I’ve been running Ubuntu MATE on my old ThinkPad X220 for a while now, and I’m genuinely impressed by how lightweight and responsive it is. I’ve made a few tweaks like disabling unnecessary startup apps and switching to the Traditional panel layout, but I’m curious—what are your go-to tips for squeezing out more performance on aging hardware?
Also, side note I'm beginning to research for professional purposes and attempting to create a light-weight DevOps testing environment on this very same machine. Do you think Ubuntu MATE can run some of the Best DevOps Tools such as Jenkins, Docker, or Ansible without straining too much? Or would I be better off running those experiments on a newer system?
I'd greatly value any tips on performance tuning Ubuntu MATE along with your own experiences using it for light DevOps work. This community has always been really helpful, and I'm hoping to learn from you all!
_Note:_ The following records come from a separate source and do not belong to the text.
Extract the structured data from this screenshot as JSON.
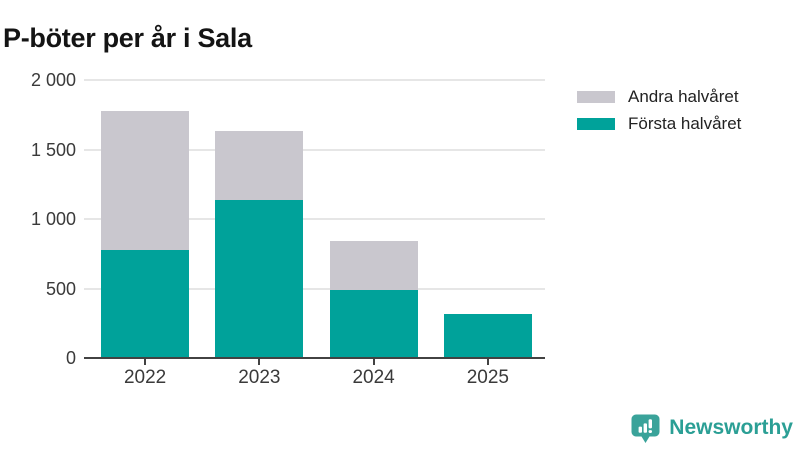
{
  "title": "P-böter per år i Sala",
  "chart_data": {
    "type": "bar",
    "stacked": true,
    "title": "P-böter per år i Sala",
    "categories": [
      "2022",
      "2023",
      "2024",
      "2025"
    ],
    "series": [
      {
        "name": "Första halvåret",
        "color": "#00a29a",
        "values": [
          780,
          1140,
          490,
          315
        ]
      },
      {
        "name": "Andra halvåret",
        "color": "#c9c7ce",
        "values": [
          1000,
          490,
          355,
          0
        ]
      }
    ],
    "totals": [
      1780,
      1630,
      845,
      315
    ],
    "xlabel": "",
    "ylabel": "",
    "ylim": [
      0,
      2000
    ],
    "y_ticks": {
      "values": [
        0,
        500,
        1000,
        1500,
        2000
      ],
      "labels": [
        "0",
        "500",
        "1 000",
        "1 500",
        "2 000"
      ]
    },
    "grid": true,
    "legend_position": "right-top"
  },
  "legend": {
    "items": [
      {
        "label": "Andra halvåret",
        "color": "#c9c7ce"
      },
      {
        "label": "Första halvåret",
        "color": "#00a29a"
      }
    ]
  },
  "footer": {
    "brand": "Newsworthy"
  },
  "colors": {
    "teal": "#00a29a",
    "gray": "#c9c7ce",
    "grid": "#e6e6e6",
    "axis": "#424242",
    "text": "#3a3a3a",
    "title": "#141414",
    "brand": "#2b9f95"
  }
}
Welcome to the Ubuntu MATE community! I think you've already started the best way, and that's by reaching out here for tips and advice. I've been using Ubuntu MATE for a number of years, powering a Dell r710 server, and I continue to this day learning new things, including software and troubleshooting. Stick around, and the real experts will be gladly coming to your assistance!
You've done what I would recommend, start up apps and Traditional Panel. I also un-check Enable animations in MATE Tweak.
If you're storage constrained you can go through the installed apps and prune out the ones that you don't need or want. Besides storage you also save from updating the apps.
If you want to go low level I recommend using htop. It's a program you run from the terminal. It gives you a list of running processes that you can sort by memory and cpu usage.
Most Linux optimisation guides suggest things like changing vm.swappiness, enabling zswap (if you have the CPU), or tweaking browser cache settings (e.g. Firefox memory vs storage cache) ... but I've honestly not noticed a difference. That could be because I'm running modern hardware.
Telling Firefox to clean itself up is helpful after a long uptime (go to about:memory and select Minimize memory).
Some applications are leaking (e.g. brisk-menu, I think), so after a long uptime, a mate-panel --replace & then exit in a terminal can help tidy up some lost memory (or just reboot the computer).
I've run Docker on my MATE laptop for GitLab CI/CD, but not much else. It seems to handle it, but obviously the more intense the DevOps task, the more it's going to eat cores and impact performance for other tasks.